Are you one of the millions of young people who recently “cut the cord” and now only watch television through a variety of interchangeable streaming online apps and services? Do you sometimes get wistfully nostalgic for a time when you didn’t have to make decisions and could simply flick on a TV just to watch whatever was already airing, commercials and all? Well, we’ve got just the thing. It’s called an antenna and it’s been around for-fucking-ever.
According to a recent article from The Wall Street Journal, “antenna sales in the U.S. are projected to rise 7 percent in 2017” as millennials have finally realized that they can stick a $20 piece of metal on top of their TV and get a limited amount of free television for life. Most of these consumers get their primary TV fix from either Netflix, Hulu, HBO Go, or more likely a combination of all of those and more, each of which require a small monthly fee. But even with all these various services, they have no way of watching The Price Is Right when they’re laid out on the couch with the flu. That’s where the antenna comes in.
“While some indoor antennas still look like old-fashioned rabbit ears, many modern antennas are thin sheets that can be hidden behind a flat TV or hung like a picture frame,” says the Journal, casting aside the image of your grandfather frustratingly adjusting the two metal prongs on top of his old set until the baseball game is less fuzzy.
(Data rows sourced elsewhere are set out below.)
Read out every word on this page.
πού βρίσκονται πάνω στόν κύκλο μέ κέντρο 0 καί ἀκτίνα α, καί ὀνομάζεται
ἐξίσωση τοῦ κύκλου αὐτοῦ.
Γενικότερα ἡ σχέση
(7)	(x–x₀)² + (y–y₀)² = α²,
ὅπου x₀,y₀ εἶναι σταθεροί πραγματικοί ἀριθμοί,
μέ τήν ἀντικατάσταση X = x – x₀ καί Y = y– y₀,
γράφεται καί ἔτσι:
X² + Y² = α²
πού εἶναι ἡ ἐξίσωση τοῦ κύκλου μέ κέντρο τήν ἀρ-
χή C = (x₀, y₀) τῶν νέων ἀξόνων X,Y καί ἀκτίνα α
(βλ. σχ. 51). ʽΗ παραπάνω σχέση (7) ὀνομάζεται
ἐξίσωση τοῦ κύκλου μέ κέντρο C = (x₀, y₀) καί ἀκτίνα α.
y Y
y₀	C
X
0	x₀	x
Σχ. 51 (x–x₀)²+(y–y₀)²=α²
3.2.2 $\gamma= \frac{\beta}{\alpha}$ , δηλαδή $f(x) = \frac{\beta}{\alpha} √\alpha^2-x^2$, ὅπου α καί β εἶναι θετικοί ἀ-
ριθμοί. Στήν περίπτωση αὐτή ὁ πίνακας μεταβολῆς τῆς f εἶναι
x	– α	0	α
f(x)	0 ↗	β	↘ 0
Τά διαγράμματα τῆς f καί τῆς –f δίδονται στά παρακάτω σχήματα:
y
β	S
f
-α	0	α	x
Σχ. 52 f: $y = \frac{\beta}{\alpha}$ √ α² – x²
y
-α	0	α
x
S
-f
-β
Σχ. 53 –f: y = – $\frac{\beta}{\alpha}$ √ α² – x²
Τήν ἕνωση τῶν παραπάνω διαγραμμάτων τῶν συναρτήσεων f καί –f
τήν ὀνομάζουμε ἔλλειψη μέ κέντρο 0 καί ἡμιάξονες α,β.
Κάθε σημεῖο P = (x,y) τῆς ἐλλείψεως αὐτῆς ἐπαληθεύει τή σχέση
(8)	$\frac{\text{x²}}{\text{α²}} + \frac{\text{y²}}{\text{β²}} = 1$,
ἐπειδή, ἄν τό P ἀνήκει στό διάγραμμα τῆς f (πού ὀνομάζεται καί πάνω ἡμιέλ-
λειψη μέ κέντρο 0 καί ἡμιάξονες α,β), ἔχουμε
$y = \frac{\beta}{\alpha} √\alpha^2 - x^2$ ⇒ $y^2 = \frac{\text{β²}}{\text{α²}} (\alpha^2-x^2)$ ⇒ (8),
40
Part of the reason antennas are just now being “rediscovered” is the fact that most people thought they simply didn’t work anymore. When federal legislation was passed in 2009 that forced broadcasters to upgrade their analog signals to high-def digital ones, consumers who owned older TVs were informed they would have to upgrade in order to still get the signal. In the end, many of those people simply upgraded their whole package to cable, and the general consensus became that broadcast TV was simply dead.
But now, like mason jars and penny farthings before them, antennas have risen from the dead and are making a comeback. Finally, millennials can experience all that mainstream network television their parents are always talking about.